Anyone with a computer or a cell phone can access the survey, Harrison said on Monday’s TownTalk. Find it here: https://survey.sogolytics.com/r/GN8UoSat
Paper copies also are available by calling GVPH’s Oxford office at 919.693.2141.
The most recent community health assessment, completed in 2021, revealed that folks are interested in affordable health care options, focusing on the health and safety of youth and substance use prevention and treatment options.
Having those three priorities helps Harrison and others focus attention – and money – on areas that are important to folks locally.
“It is really critical that we figure out priorities,” Harrison said. “It is your chance, as our community, to tell us really what’s important to you and what you want us to focus our limited resources on.”
Using data from the community health assessment helps Harrison and her team focus on the right issues, she said.
She hopes to get about 500 completed surveys from each county.
“We don’t do anything in public health without community at our side and as our focus,” Harrison said. “It is the thing we love. We do take everybody’s opinion seriously and make sure that we capture it regularly so that we make the right kind of progress for our local comm, not just what’s happening everywhere else in the world.”
“We welcome everyone’s opinion, in every different neighborhood and crossroad” from retirees to youth, Harrison said she wants the community health assessment to capture different opinions and perspectives.

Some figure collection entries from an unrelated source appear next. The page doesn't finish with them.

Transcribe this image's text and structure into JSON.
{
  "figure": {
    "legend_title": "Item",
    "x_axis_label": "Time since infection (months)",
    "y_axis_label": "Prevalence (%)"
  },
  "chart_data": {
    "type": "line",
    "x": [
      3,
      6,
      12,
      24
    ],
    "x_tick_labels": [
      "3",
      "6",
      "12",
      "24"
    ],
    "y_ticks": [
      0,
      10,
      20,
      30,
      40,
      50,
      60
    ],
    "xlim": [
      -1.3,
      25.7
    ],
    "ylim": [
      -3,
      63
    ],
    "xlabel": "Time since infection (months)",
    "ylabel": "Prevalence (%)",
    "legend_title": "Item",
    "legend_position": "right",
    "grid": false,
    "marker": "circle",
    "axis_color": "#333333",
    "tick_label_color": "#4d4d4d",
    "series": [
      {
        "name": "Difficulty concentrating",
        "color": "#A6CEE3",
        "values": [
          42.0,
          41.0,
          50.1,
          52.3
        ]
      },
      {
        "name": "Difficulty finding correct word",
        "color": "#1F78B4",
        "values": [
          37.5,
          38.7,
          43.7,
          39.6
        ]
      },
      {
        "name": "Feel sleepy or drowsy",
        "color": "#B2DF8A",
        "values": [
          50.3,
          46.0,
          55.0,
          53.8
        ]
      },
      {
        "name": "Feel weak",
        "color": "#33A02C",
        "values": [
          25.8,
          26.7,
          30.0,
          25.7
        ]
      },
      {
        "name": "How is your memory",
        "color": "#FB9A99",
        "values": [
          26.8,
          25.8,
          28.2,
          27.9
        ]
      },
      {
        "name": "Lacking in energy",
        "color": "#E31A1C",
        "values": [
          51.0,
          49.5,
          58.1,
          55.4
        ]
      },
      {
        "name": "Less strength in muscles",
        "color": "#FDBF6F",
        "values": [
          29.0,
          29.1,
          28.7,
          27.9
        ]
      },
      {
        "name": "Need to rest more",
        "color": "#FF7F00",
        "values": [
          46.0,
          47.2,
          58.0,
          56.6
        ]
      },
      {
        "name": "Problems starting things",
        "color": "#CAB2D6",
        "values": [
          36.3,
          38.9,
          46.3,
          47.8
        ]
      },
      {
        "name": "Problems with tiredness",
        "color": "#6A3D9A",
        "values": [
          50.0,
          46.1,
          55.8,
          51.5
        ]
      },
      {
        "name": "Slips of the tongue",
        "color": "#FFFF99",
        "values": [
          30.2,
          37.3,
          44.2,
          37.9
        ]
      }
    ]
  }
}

The survey is anonymous, and Harrison said participants have the option to skip questions they don’t want to answer and complete the survey over more than one sitting. The survey will most likely be open until July 11 to make sure people have enough time to go through it.
“Health is critical for all the things we do in life. If we’re not healthy, we can’t be productive, word-hard citizens…we can’t be good family members, we can’t be safe drivers…all the things go back to our health. We’re proud to be your folks working on that every day.”